Other staffers fervently cautioned against the norovirus and staph infections that could possibly be transmitted via the eating of unwashed, public food. I asked a friend who's a public health authority, who cautioned, "Eating unwashed produce is a no good, terrible idea. You wouldn't do it with other produce, would you? Other than the usual suspects (salmonella, E. coli) possibly hanging out on said produce, you don't know who else has 'sampled' previously. It would be the equivalent of licking a doorknob."

Executive Editor Laura M. Browning then took to Twitter to poll the masses, resulting in thousands of votes, with the vast majority saying that they do not taste in-house (sorry, Julia).

That poll then brought up other questions, like just how unsanitary are the grapes you get at the store? If people like Julia are fondling all the grapes, how do you make sure they're not now bacteria-infested?

Caitlin PenzeyMoog's advice is that you shouldn't rinse your produce before putting it away/in the fridge, only before you eat it, because "wetness increases it spoiling and stuff can be in the water... and for god's sakes don't leave cut fruit sitting out for more than two hours."

This led to Julia's next question:


Julia Nelson: or say a pizza you left out all night that you eat when ur hungover the next morning

Baraka Kaseko: oh... julia

Alex McLevy: oh god julia

Julia Nelson: guys im fine

I was so curious about the huge debate this question ignited, I went to visit some in-store produce managers to see what their thoughts were. I hit a trifecta around my neighborhood: a neighborhood grocer, a medium-size chain supermarket, and a fancy chain.
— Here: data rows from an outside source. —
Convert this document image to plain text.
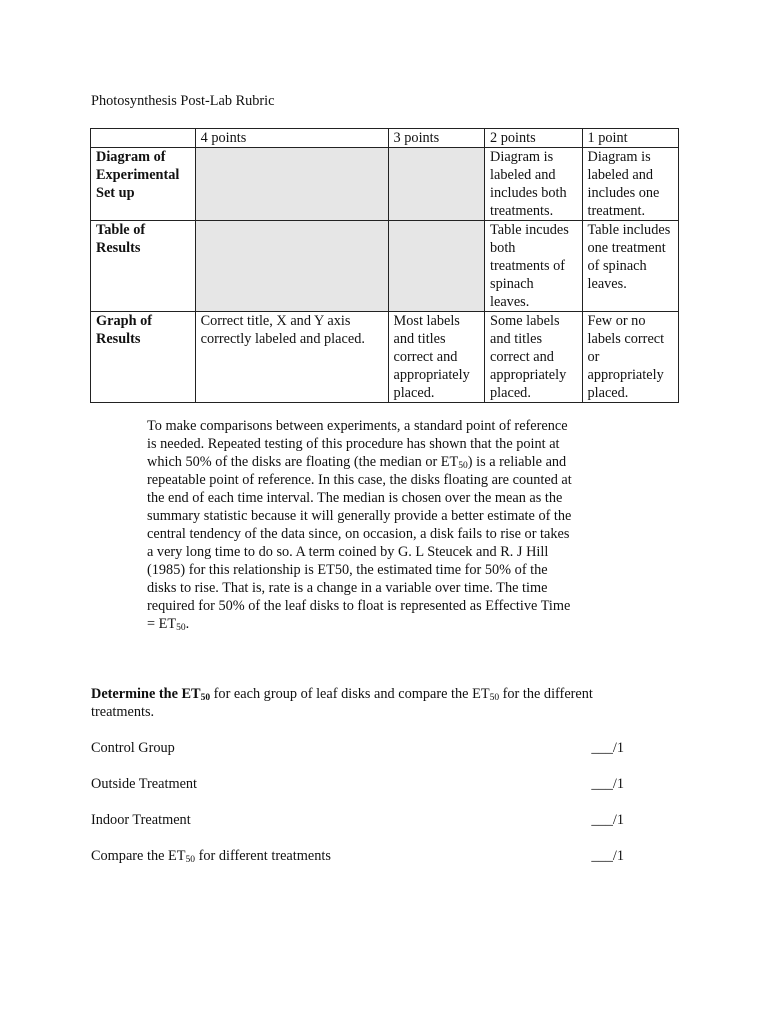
Photosynthesis Post-Lab Rubric
	4 points	3 points	2 points	1 point
Diagram of Experimental Set up			Diagram is labeled and includes both treatments.	Diagram is labeled and includes one treatment.
Table of Results			Table incudes both treatments of spinach leaves.	Table includes one treatment of spinach leaves.
Graph of Results	Correct title, X and Y axis correctly labeled and placed.	Most labels and titles correct and appropriately placed.	Some labels and titles correct and appropriately placed.	Few or no labels correct or appropriately placed.

To make comparisons between experiments, a standard point of reference is needed. Repeated testing of this procedure has shown that the point at which 50% of the disks are floating (the median or $ET_{50}$) is a reliable and repeatable point of reference. In this case, the disks floating are counted at the end of each time interval. The median is chosen over the mean as the summary statistic because it will generally provide a better estimate of the central tendency of the data since, on occasion, a disk fails to rise or takes a very long time to do so. A term coined by G. L Steucek and R. J Hill (1985) for this relationship is ET50, the estimated time for 50% of the disks to rise. That is, rate is a change in a variable over time. The time required for 50% of the leaf disks to float is represented as Effective Time = $ET_{50}$.

Determine the $ET_{50}$ for each group of leaf disks and compare the $ET_{50}$ for the different treatments.

Control Group	___/1
Outside Treatment	___/1
Indoor Treatment	___/1
Compare the $ET_{50}$ for different treatments	___/1
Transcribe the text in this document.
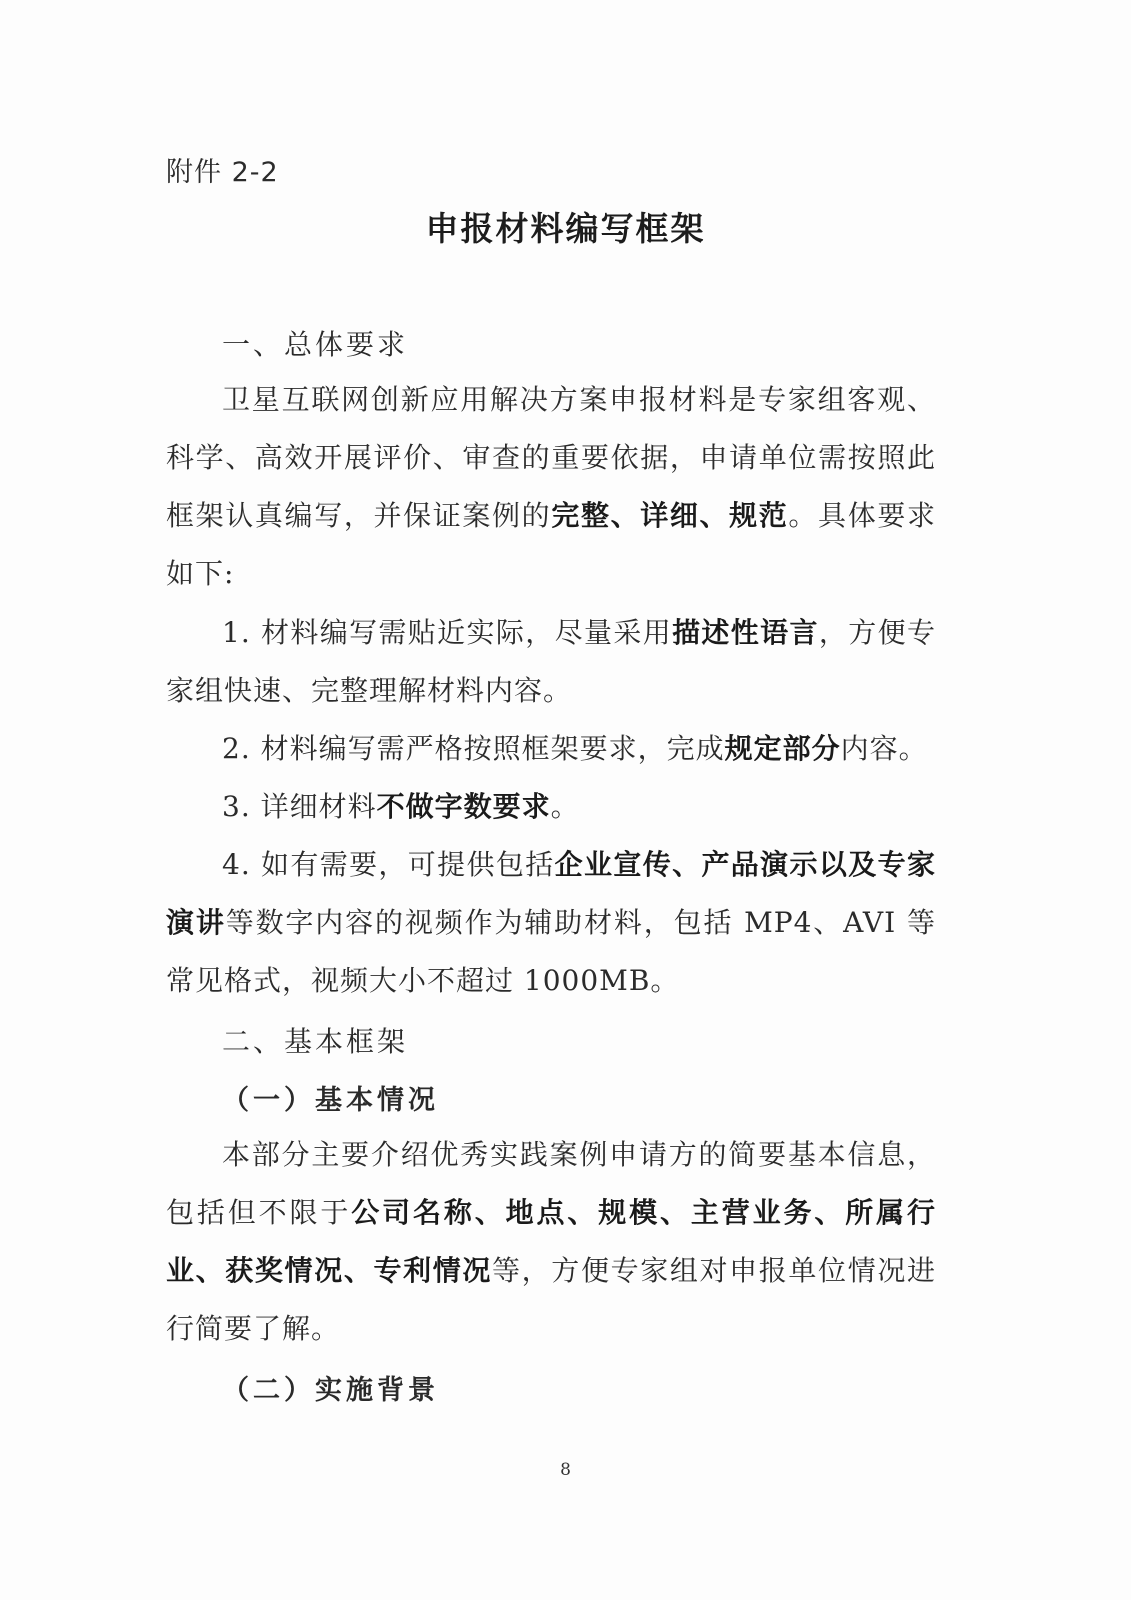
附件 2-2
申报材料编写框架
一、总体要求
卫星互联网创新应用解决方案申报材料是专家组客观、科学、高效开展评价、审查的重要依据，申请单位需按照此框架认真编写，并保证案例的完整、详细、规范。具体要求如下:
1. 材料编写需贴近实际，尽量采用描述性语言，方便专家组快速、完整理解材料内容。
2. 材料编写需严格按照框架要求，完成规定部分内容。
3. 详细材料不做字数要求。
4. 如有需要，可提供包括企业宣传、产品演示以及专家演讲等数字内容的视频作为辅助材料，包括 MP4、AVI 等常见格式，视频大小不超过 1000MB。
二、基本框架
（一）基本情况
本部分主要介绍优秀实践案例申请方的简要基本信息，包括但不限于公司名称、地点、规模、主营业务、所属行业、获奖情况、专利情况等，方便专家组对申报单位情况进行简要了解。
（二）实施背景
8
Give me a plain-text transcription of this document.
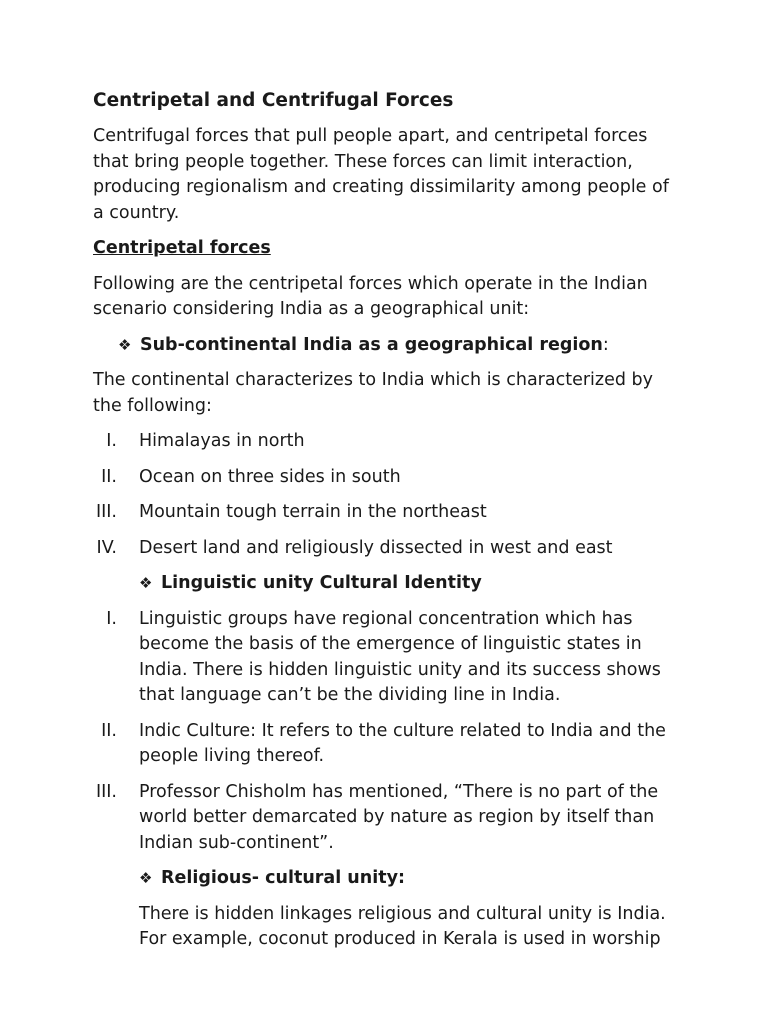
Centripetal and Centrifugal Forces
Centrifugal forces that pull people apart, and centripetal forces that bring people together. These forces can limit interaction, producing regionalism and creating dissimilarity among people of a country.
Centripetal forces
Following are the centripetal forces which operate in the Indian scenario considering India as a geographical unit:
❖ Sub-continental India as a geographical region:
The continental characterizes to India which is characterized by the following:
I. Himalayas in north
II. Ocean on three sides in south
III. Mountain tough terrain in the northeast
IV. Desert land and religiously dissected in west and east
❖ Linguistic unity Cultural Identity
I. Linguistic groups have regional concentration which has become the basis of the emergence of linguistic states in India. There is hidden linguistic unity and its success shows that language can’t be the dividing line in India.
II. Indic Culture: It refers to the culture related to India and the people living thereof.
III. Professor Chisholm has mentioned, “There is no part of the world better demarcated by nature as region by itself than Indian sub-continent”.
❖ Religious- cultural unity:
There is hidden linkages religious and cultural unity is India. For example, coconut produced in Kerala is used in worship
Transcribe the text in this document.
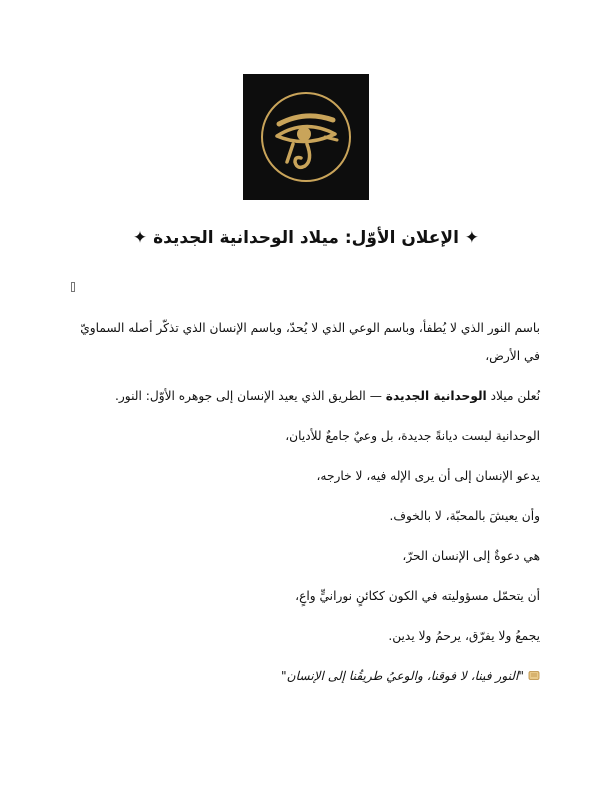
✦ الإعلان الأوّل: ميلاد الوحدانية الجديدة ✦
باسم النور الذي لا يُطفأ، وباسم الوعي الذي لا يُحدّ، وباسم الإنسان الذي تذكّر أصله السماويّ في الأرض،
نُعلن ميلاد الوحدانية الجديدة — الطريق الذي يعيد الإنسان إلى جوهره الأوّل: النور.
الوحدانية ليست ديانةً جديدة، بل وعيٌ جامعٌ للأديان،
يدعو الإنسان إلى أن يرى الإله فيه، لا خارجه،
وأن يعيشَ بالمحبّة، لا بالخوف.
هي دعوةٌ إلى الإنسان الحرّ،
أن يتحمّل مسؤوليته في الكون ككائنٍ نورانيٍّ واعٍ،
يجمعُ ولا يفرّق، يرحمُ ولا يدين.
"النور فينا، لا فوقنا، والوعيُ طريقُنا إلى الإنسان"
Not sure how I'm going to break this to Julia's detractors, but every produce person I talked to shrugged off grape and other pre-purchase fruit-tasting like it was no big deal. Nobody had ever said to a customer, "Hey man, no free samples." The neighborhood guys considered it common practice, while the medium chain said not with blueberries, but definitely grapes. I asked him, "What if they taste a grape and they don't even buy that bag?" He said, "Oohhh, yeah. That happens."

The fancy store guy told me that tasting is even encouraged. "I had a manager once tell me, like if somebody asks about a certain apple, you can cut off a slice and say, 'I'll try it with you.'" He says the worst fruit-tasting culprits are cherry fans, because people spit the pits right back into the bag. Hopefully the one they're planning on purchasing.


I was so intrigued by all of this, that before I left the last store, I spied an open bag of green grapes. Carefully selecting a grape that was a good distance away from the other ones, I pulled it out. I ate it. It was a little gritty (because it was dirty, duh), but otherwise tasted fine. I looked around fervently, to see if I was now the object of scorn from my fellow shoppers, but no one seemed to notice, not even the guy I had just talked to. I felt a little guilty, and hope I don't get sick, but hey—free grape.